EU Market: EUAs rise on MSR start hopes as Czechs in focus

Published 15:41 on April 28, 2015  /  Last updated at 12:56 on April 25, 2016  /  EMEA, EU ETS  /  No Comments

EU carbon prices climbed by more than 3% on Tuesday on speculation that EU nations would back an earlier start to the MSR after a tweet by a Prague-based correspondent said that the Czech Republic might be prepared to soften its stance.

EU carbon prices climbed by more than 3% on Tuesday on speculation that EU nations would back an earlier start to the MSR after a tweet by a Prague-based correspondent said that the Czech Republic might be prepared to soften its stance.

Dec-15 EUAs climbed to as high as €7.41 following a tweet from a Euractiv journalist saying the Czechs could support a 2019 MSR start if “reasonable compensations” were negotiated.

Adéla Denková added that this was the country’s official position, suggesting that cracks were starting to appear in the eastern EU group’s blocking minority.

The front-year futures, trading on ICE Futures Europe, eventually settled up 20 cents at €7.39 on volume of 13.6 million units.

A spokeswoman with the Czech environment ministry said the country’s official position backing a 2021 start has not changed.

However, when asked whether the EurActiv tweet was incorrect, she declined to comment.

“There’s been plenty of debate but with the official discussions beginning tomorrow, our official position remains unchanged,” she added, referring to Wednesday’s Coreper meeting.

Sources told Carbon Pulse last week that western EU countries including Germany and the UK, which back an earlier start, were attempting to forge a deal with individual countries in the eastern camp, which is pushing for 2021.

The Czechs had previously been supportive to strengthening the MSR by putting the 900 million backloaded EUAs directly into it, said Marcus Ferdinand, an analyst at Thomson Reuters Point Carbon

“That perhaps shows they have a bit softer stance than other signatories (to the 2021 start) … we interpret this as a possibility they could be a bit more flexible on the start date as well,” he said.

One source told Carbon Pulse that the western group had also approached Lithuania in an attempt to lure it away from the blocking minority, which is led by Poland.
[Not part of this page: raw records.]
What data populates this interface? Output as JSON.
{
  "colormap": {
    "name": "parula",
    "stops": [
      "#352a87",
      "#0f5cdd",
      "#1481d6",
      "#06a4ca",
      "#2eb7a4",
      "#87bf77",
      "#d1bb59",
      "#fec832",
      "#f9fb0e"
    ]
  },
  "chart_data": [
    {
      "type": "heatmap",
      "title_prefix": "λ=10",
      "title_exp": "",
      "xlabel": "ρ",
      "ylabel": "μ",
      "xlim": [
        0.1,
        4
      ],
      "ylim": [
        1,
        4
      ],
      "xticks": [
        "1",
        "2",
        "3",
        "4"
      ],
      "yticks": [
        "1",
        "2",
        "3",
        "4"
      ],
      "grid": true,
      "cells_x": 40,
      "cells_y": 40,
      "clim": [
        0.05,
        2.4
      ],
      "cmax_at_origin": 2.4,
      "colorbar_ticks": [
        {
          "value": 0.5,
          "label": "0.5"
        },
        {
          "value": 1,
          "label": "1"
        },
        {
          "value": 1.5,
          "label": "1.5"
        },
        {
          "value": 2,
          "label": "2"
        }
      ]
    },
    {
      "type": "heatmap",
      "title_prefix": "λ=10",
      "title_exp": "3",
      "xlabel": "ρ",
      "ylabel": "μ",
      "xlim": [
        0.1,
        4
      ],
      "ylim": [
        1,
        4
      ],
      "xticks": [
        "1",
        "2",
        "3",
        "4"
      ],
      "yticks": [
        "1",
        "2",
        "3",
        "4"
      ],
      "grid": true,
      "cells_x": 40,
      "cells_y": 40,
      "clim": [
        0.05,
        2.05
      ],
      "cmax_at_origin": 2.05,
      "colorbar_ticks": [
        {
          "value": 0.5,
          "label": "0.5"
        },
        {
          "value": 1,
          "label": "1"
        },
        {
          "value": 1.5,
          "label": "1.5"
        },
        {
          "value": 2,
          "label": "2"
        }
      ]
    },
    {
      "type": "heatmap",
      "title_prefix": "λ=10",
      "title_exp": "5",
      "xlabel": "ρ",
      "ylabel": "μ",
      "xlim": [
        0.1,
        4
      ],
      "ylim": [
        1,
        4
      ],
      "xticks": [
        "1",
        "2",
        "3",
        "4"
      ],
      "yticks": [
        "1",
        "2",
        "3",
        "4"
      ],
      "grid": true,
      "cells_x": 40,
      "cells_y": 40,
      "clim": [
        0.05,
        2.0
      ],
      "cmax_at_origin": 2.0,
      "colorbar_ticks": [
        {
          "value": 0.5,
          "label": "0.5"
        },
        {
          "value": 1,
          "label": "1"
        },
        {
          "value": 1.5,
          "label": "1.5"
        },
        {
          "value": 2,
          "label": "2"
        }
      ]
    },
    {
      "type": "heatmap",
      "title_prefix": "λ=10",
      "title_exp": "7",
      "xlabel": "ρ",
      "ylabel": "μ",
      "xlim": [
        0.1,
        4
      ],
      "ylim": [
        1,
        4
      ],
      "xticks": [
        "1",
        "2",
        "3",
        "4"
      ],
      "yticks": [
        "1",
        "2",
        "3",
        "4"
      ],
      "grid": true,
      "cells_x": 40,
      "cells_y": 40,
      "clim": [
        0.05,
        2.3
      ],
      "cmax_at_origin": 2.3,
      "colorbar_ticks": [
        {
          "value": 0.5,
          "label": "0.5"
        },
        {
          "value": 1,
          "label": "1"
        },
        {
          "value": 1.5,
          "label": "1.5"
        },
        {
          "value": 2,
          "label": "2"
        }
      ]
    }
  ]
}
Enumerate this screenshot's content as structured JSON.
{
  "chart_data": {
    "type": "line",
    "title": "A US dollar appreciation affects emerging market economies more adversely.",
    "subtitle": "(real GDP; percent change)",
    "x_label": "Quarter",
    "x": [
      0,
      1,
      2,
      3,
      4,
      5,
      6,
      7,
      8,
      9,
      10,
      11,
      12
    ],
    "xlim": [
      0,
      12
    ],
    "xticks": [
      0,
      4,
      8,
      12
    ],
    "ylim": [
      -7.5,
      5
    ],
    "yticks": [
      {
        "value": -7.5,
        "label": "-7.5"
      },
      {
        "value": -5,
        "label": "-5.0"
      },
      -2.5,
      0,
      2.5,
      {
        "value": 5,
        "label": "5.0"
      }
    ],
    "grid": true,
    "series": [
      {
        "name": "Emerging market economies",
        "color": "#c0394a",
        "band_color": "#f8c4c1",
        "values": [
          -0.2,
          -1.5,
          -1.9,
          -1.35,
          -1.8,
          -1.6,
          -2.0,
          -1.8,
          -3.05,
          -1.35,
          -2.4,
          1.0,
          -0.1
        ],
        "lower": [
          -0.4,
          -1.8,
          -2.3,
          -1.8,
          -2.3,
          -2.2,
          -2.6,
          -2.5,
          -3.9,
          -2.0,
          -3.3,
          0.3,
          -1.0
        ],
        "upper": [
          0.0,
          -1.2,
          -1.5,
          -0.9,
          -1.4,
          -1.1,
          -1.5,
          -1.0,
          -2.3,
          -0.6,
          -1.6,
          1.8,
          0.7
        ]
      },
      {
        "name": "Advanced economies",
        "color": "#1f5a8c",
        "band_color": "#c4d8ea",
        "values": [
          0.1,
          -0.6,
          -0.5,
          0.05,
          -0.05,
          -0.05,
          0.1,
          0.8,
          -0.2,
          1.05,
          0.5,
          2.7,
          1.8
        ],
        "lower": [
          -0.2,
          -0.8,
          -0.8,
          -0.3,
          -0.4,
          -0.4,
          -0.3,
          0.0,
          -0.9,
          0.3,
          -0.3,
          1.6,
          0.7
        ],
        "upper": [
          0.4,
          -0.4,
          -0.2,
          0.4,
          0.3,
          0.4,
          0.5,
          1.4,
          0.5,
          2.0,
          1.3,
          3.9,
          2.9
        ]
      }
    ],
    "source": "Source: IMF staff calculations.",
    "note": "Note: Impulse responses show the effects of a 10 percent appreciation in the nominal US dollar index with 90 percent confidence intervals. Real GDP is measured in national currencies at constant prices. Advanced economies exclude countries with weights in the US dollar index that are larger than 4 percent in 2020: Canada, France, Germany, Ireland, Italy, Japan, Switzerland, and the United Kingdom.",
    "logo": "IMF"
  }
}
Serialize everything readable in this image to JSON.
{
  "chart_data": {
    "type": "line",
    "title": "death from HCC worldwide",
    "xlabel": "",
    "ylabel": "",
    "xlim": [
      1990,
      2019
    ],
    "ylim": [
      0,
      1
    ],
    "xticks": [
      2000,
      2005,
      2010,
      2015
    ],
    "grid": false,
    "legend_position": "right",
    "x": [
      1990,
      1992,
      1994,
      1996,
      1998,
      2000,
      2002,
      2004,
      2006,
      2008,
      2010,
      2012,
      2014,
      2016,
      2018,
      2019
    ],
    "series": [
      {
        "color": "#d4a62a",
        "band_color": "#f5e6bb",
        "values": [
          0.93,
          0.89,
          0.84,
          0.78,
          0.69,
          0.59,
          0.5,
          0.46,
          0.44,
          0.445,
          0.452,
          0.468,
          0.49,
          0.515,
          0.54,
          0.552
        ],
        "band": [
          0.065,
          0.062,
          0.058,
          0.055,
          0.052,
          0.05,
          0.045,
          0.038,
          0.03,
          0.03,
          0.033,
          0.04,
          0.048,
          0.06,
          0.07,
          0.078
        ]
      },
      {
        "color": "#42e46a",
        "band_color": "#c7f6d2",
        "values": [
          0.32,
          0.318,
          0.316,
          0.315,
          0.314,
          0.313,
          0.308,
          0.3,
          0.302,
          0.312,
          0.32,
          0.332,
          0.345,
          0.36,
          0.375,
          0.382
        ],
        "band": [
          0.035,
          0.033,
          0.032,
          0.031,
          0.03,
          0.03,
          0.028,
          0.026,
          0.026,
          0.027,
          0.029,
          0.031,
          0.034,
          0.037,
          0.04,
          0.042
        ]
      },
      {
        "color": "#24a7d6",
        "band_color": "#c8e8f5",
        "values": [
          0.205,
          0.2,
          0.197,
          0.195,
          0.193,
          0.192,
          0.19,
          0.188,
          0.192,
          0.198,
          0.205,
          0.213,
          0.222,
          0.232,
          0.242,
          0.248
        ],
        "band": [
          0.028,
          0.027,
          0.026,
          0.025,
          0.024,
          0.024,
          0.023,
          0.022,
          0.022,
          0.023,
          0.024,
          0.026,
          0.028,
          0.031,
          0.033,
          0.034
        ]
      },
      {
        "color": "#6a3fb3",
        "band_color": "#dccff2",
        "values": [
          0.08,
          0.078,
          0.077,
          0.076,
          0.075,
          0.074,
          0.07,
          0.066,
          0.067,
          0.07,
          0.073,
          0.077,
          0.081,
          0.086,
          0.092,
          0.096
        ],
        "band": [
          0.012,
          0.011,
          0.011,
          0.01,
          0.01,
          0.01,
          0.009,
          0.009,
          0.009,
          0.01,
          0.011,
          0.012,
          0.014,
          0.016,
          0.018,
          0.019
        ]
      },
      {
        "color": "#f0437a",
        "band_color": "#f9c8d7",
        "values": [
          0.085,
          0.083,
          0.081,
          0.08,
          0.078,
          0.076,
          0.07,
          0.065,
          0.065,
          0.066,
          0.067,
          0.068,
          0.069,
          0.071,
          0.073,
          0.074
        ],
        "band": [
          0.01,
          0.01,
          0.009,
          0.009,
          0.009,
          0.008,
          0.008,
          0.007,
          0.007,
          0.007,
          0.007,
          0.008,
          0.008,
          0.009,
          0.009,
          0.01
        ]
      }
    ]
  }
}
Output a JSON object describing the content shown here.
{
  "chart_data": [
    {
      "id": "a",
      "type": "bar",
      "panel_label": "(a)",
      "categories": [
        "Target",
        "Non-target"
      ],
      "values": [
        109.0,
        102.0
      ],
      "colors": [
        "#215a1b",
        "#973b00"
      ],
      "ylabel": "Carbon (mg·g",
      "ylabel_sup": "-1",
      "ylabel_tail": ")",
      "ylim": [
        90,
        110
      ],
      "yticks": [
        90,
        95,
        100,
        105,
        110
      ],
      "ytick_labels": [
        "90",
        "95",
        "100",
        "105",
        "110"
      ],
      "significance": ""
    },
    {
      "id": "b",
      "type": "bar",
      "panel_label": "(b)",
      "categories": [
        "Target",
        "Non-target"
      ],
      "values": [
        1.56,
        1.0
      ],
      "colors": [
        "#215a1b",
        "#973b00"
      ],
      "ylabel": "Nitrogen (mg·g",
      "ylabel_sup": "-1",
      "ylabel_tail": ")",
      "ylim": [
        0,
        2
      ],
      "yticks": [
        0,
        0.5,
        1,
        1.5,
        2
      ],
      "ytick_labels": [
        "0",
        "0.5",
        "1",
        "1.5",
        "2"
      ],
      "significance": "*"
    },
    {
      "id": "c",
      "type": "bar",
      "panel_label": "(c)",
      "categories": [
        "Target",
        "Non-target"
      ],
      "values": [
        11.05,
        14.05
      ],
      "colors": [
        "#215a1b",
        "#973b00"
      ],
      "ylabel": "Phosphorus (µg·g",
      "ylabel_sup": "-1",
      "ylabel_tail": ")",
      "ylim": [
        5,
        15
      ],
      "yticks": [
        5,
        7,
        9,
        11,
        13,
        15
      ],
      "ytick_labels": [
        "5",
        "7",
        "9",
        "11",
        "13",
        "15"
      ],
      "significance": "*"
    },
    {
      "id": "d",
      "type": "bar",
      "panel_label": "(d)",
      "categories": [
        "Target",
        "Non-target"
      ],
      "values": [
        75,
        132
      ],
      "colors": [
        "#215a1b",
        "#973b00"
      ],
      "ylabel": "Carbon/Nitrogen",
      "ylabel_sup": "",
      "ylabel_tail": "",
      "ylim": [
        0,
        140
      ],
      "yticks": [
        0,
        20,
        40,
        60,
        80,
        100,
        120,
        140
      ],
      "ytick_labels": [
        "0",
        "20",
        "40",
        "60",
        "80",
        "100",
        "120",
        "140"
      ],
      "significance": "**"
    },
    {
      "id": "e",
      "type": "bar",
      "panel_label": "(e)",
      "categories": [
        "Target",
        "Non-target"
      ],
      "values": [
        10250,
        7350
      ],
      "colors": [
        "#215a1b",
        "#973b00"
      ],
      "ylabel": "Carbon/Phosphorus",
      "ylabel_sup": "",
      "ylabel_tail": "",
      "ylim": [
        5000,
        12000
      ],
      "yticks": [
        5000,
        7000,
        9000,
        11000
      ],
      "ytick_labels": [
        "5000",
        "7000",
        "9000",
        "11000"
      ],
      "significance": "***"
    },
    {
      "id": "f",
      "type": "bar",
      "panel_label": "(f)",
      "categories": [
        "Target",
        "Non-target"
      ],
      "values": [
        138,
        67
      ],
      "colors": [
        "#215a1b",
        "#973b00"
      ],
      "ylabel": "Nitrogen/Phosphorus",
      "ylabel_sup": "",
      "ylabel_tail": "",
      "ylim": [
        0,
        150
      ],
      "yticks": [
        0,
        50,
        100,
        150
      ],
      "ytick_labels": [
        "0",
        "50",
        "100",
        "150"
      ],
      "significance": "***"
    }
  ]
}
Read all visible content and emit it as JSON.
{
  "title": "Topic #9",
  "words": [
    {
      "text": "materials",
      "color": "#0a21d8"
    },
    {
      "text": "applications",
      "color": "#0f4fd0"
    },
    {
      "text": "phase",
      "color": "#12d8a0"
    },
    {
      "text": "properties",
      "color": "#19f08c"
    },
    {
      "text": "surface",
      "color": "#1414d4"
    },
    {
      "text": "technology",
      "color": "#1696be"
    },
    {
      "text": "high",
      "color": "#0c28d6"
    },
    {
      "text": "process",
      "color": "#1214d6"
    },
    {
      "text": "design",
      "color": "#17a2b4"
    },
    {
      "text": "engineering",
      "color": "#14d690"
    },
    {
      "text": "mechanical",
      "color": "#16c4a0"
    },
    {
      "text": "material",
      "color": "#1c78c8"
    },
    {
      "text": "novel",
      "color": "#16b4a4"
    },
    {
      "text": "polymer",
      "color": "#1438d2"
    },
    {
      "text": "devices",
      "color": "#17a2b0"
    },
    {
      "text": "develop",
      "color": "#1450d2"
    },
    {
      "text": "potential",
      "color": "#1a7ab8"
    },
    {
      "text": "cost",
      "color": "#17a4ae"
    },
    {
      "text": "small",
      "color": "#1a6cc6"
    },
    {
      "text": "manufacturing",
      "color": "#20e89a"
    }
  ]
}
Point Carbon analysts predict that any deal among the EU Council of member states involving an earlier start might not emerge by tomorrow’s Coreper meeting.

“We currently see it as more likely that the Council will enter the May 5 trilogue meeting with a 2021 rather than a 2019 position, keeping the internal debate open until after the next trilogue,” Ferdinand added.

The EU Council, Parliament and Commission must all agree on the measure for it to be made law and have scheduled a further trilogue on the issue on May 26.